Bis zum 18.04.2016 erreichte das Sturmtief QUINTINA einen minimalen Kerndruck von 985 hPa. Durch eine anhaltende westliche Höhenströmung wurde die Zyklone QUINTINA weiter nach Osten verlagert und befand sich mit dem Kern über dem Europäischen Nordmeer. Die Okklusion erstreckte sich nördlich vom Tiefzentrum ausgehend über die südwestliche Küste Norwegens und verlief dann als Kaltfront über die Nordsee, Schottland sowie Nordirland bis hinaus über den Atlantik. Im weiteren Tagesverlauf überquerte der Wirbel QUINTINA das Skandinavische Gebirge und sorgte dabei besonders in Norwegen für hohe Niederschlagsmengen. Somit fielen innerhalb von 12 Stunden bis 18 Uhr UTC in dem westlichen Ort Fossmark in Norwegen bis zu 21 mm Niederschlag. Aufgrund von höhenkalten Luftmassen, welche Instabilität in der Atmosphäre verursachen, entstanden großflächige Schauergebiete. Des Weiteren wurden auf der nordschottischen Insel namens Sule Skerry um 13 Uhr UTC maximale Böen bis zu 101,9 km/h gemessen, welches einem orkanartigen Sturm der Stärke Beaufort 11 gleicht. Nachdem das Tiefdruckgebiet QUINTINA über das skandinavische Gebirge zog, verstärkte sich die Isobarendrängung südlich des Tiefs. Somit war auch Dänemark von hohen Windgeschwindigkeiten betroffen, weshalb zwischen 20 Uhr UTC und 21 Uhr UTC in dem norddänischen Ort Skagen eine mittlere Windgeschwindigkeit von 38,9 km/h -der Stärke Beaufort 6 entsprechend- und sogar maximale Böen der Stärke Beaufort 9 mit 77,8 km/h gemessen wurden.
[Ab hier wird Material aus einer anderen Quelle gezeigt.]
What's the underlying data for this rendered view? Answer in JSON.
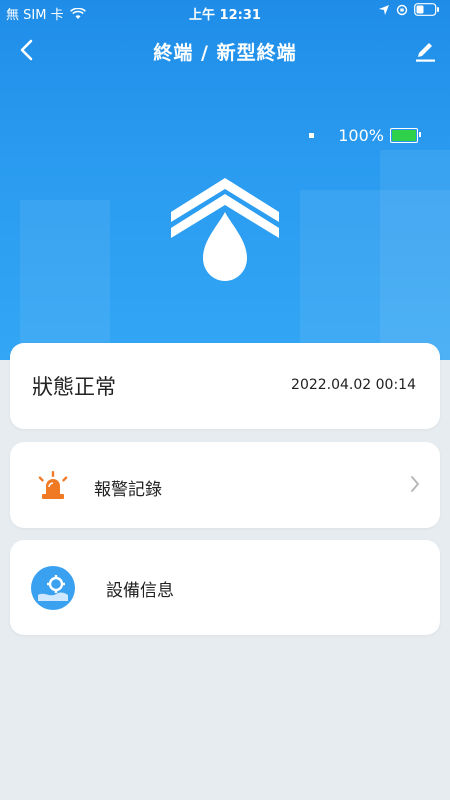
{
  "status_bar": {
    "carrier": "無 SIM 卡",
    "time": "上午 12:31"
  },
  "nav": {
    "title": "終端 / 新型終端"
  },
  "device": {
    "battery": "100%"
  },
  "status_card": {
    "text": "狀態正常",
    "timestamp": "2022.04.02 00:14"
  },
  "menu": {
    "alarm_label": "報警記錄",
    "device_label": "設備信息"
  },
  "colors": {
    "header_blue": "#1f8de8",
    "battery_green": "#2fd04a",
    "alarm_orange": "#f07a23",
    "device_blue": "#3aa0f0"
  }
}
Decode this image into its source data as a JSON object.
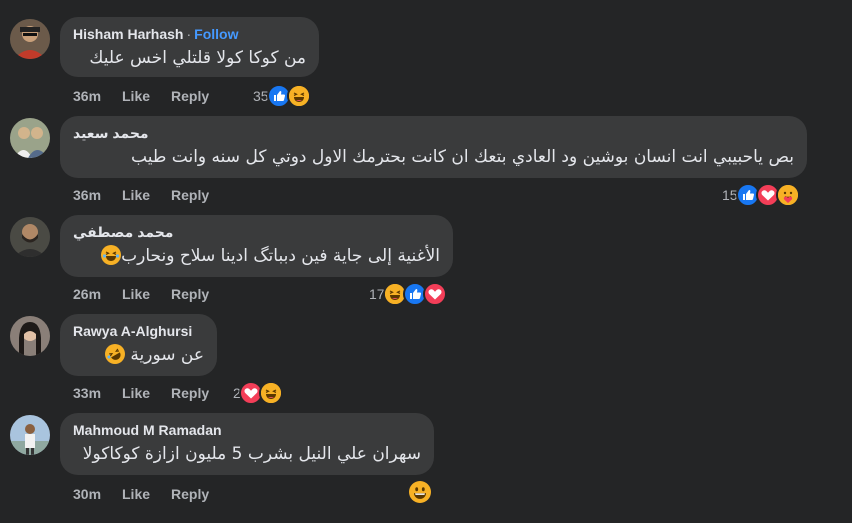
{
  "comments": [
    {
      "author": "Hisham Harhash",
      "separator": "·",
      "follow": "Follow",
      "text": "من كوكا كولا قلتلي اخس عليك",
      "time": "36m",
      "like": "Like",
      "reply": "Reply",
      "reaction_count": "35",
      "reactions": [
        "like-icon",
        "haha-icon"
      ]
    },
    {
      "author": "محمد سعيد",
      "text": "بص ياحبيبي انت انسان بوشين ود العادي بتعك ان كانت بحترمك الاول دوتي كل سنه وانت طيب",
      "time": "36m",
      "like": "Like",
      "reply": "Reply",
      "reaction_count": "15",
      "reactions": [
        "like-icon",
        "love-icon",
        "care-icon"
      ]
    },
    {
      "author": "محمد مصطفي",
      "text": "الأغنية إلى جاية فين دبباتگ ادينا سلاح ونحارب",
      "time": "26m",
      "like": "Like",
      "reply": "Reply",
      "reaction_count": "17",
      "reactions": [
        "haha-icon",
        "like-icon",
        "love-icon"
      ]
    },
    {
      "author": "Rawya A-Alghursi",
      "text": "عن سورية",
      "time": "33m",
      "like": "Like",
      "reply": "Reply",
      "reaction_count": "2",
      "reactions": [
        "love-icon",
        "haha-icon"
      ]
    },
    {
      "author": "Mahmoud M Ramadan",
      "text": "سهران علي النيل بشرب 5 مليون ازازة كوكاكولا",
      "time": "30m",
      "like": "Like",
      "reply": "Reply",
      "reactions": [
        "grin-emoji-icon"
      ]
    }
  ],
  "colors": {
    "background": "#242526",
    "bubble": "#3a3b3c",
    "text": "#e4e6eb",
    "muted": "#b0b3b8",
    "follow": "#4599ff",
    "like": "#1877f2",
    "love": "#f33e58",
    "haha": "#f7b125"
  }
}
Der Tiefdruckwirbel QUINTINA lag nach dem Überqueren des Skandinavischen Gebirges am 19.04.2016 mit einem Kerndruck von 995 hPa über Zentralschweden. Das dazugehörige Frontensystem bestand nur noch aus einer sich über dem Europäischen Nordmeer, Norwegen, Schweden, der Ostsee sowie Norddeutschland und England erstreckenden Okklusion. Weiterhin waren besonders die hohen Windgeschwindigkeiten für die Zyklone QUINTINA markant. Es wurden zum Beispiel um 15 Uhr UTC und um 18 Uhr UTC in der nordpolnischen Stadt Łeba weiterhin Windböen der Stärke Beaufort 9 mit einer Windgeschwindigkeit von bis zu 86,5 km/h gemessen. Im gleichen Zeitraum brachte das Tiefdruckgebiet QUINTINA im Norden von Estland in der Stadt Kunda hohe Niederschlagsmengen. In 3 Stunden fielen dort bis zu 10 mm Regen.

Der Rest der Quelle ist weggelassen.